We are planning a garage sale for Friday and Saturday. If you’re into that sort of thing, come on over and clean us out. This should be a decent sale. Along with us, Jenny’s parents and sister and some of our friends are selling furniture, light fixtures, clothes, baby stuff, and other assorted things.
Some people love garage sales. Others hate them. I have mixed emotions:
LIKE:
- Reduce/reuse/recycle. Instead of tossing an unwanted item into a landfill, you can let someone else use it for another few months or even years. Stuff stays out of the landfill for a while longer, and the buyer doesn’t need to buy a new item (yet). Very green. You might as well plant a tree outside your garage and give it a hug. Maybe we could sell some this weekend.
- As a seller, instead of throwing something away for free, you can obviously get money instead. You won’t get rich, but small money > no money.
- As a buyer, you can get stuff you need or want for MUCH cheaper. Garage sales are great for kids’ stuff such as toys and clothes that have a high turnover rate.

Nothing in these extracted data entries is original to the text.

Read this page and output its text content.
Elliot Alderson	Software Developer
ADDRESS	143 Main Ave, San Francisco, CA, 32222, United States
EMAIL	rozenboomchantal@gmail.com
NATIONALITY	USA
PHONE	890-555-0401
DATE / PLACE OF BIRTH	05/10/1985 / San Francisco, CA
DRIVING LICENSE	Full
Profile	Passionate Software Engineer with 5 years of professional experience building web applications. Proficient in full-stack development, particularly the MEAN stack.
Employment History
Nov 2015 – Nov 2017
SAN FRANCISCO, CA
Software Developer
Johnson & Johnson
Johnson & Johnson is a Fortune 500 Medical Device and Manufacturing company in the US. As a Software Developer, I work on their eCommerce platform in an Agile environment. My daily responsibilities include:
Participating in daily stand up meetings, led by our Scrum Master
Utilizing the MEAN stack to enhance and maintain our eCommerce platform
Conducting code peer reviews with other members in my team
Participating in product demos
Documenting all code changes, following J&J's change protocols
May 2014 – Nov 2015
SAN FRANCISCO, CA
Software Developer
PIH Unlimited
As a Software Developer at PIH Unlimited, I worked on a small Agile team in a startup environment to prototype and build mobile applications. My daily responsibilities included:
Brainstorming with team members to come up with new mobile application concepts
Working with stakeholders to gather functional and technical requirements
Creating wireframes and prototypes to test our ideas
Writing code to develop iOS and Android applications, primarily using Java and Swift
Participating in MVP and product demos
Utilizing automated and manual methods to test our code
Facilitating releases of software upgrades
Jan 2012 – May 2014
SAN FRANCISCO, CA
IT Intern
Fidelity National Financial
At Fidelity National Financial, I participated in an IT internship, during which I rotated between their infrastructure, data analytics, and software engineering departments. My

- They are a great motivator for you and your people to declutter their homes. Just tell your people you’re hosting a garage sale, and they’ll get busy digging up stuff. Some of them don’t even want the proceeds; they’re just happy to get rid of their stuff.
DISLIKE:
- Garage salers, if that’s the correct term, often expect to negotiate. Some LOVE and DEMAND to negotiate, even if you’ve already tagged an item with an extremely low price. Jenny’s mom is a pro. That’s why I’m glad she’s coming over to help run the sale. She will make sure we don’t get hosed. I HATE negotiating and have volunteered to
hidewatch the boys instead. - For reasons I fail to understand, many cities require you to get a permit for the garage sale. Seriously?
- As a buyer, you never know what you’re going to find. Advertised items might be gone by the time you arrive. The sale might offer nothing but thirty-year-old yellow vases and dusty eight-tracks. When I buy something, I research it nonstop for three years and then buy the EXACT thing I want, generally online. However, for the hardcore garage salers, the unknown-ness is part of the fun, transforming the trip from a mundane excursion into a treasure hunt. You never know when that beaten-up table you buy for $10 might be a 1780 Federalist end table worth tens of thousands.
Bottom line: come to our house Friday or Saturday with a wad of cash and a trailer. We might have a treasure that you never knew you needed!